O excerto do texto do autor ainda inclui citações do artigo KNAUSS, P. & MAIA, E. (2014). Niterói, 1964 – Memórias da Prisão Esquecida. A Operação Limpeza e o cárcere político do Caio Martins. Revista Acervo, Rio de Janeiro, v. 27, n º 1, p. 99 – 120, jan./jun.

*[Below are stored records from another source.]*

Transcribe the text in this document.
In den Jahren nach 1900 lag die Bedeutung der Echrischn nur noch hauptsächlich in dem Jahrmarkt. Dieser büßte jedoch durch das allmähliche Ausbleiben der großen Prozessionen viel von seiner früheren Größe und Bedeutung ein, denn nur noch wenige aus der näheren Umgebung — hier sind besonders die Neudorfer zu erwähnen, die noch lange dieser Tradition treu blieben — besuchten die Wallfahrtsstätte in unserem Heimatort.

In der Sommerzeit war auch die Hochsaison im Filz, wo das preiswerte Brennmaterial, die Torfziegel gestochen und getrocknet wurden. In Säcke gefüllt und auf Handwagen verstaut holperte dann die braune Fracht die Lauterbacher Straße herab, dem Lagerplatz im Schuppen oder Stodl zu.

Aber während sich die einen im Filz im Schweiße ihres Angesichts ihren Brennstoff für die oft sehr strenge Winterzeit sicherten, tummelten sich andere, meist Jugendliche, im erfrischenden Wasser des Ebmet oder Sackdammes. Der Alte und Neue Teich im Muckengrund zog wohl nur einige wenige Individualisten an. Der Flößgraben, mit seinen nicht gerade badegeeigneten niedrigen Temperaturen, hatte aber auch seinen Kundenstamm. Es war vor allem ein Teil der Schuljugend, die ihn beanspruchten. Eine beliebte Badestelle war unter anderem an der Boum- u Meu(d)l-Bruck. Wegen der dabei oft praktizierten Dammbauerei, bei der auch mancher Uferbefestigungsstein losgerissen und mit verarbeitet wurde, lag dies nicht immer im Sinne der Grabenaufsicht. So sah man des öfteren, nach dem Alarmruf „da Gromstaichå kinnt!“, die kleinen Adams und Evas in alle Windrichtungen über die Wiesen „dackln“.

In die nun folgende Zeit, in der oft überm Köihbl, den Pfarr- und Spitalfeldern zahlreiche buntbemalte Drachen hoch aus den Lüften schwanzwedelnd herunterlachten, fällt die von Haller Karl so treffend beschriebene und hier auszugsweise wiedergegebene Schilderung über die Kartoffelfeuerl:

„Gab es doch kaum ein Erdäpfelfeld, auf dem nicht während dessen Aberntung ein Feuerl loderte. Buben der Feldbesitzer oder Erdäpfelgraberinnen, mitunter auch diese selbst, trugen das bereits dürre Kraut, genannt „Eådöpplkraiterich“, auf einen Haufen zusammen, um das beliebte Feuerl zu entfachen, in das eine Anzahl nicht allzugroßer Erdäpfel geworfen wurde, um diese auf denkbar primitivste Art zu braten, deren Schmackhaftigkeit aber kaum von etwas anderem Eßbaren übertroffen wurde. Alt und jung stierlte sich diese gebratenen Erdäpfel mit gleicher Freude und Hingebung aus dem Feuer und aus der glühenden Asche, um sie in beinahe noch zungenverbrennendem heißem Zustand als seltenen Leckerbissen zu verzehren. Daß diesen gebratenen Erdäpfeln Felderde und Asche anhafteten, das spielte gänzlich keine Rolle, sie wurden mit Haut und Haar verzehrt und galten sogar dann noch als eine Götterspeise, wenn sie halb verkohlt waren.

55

O artigo completo encontra-se acessível em https://www.academia.edu.

4 comentários:

jornal da grande natal disse...

Me tire uma dúvida. E não tinham mudado o nome para homenagear Zizinho?

Ruy Moura disse...

Sim, os vereadores do Rio mudaram o nome, mas como ele fora o maior ídolo do Flamengo antes de Zico, o Botafogo não gostou e continuou sendo chamado Caio Martins. Talvez passe a ser Zizinho quando o Botafogo perder a concessão do estádio, porque Zizinho nasceu em Niterói.

Abraços Gloriosos.

leymir disse...

Adoro matérias como essa,parabéns Ruy e Henrique.

Grande abraço!

Ruy Moura disse...

Procuro a diversidade, Leymir. Pesquiso bastante com esse fim. Também gosto muito de matérias dessa natureza pelo seu embasamento científico. Não são meras opiniões, são reflexões sérias e sustentadas por protocolos científicos de análise.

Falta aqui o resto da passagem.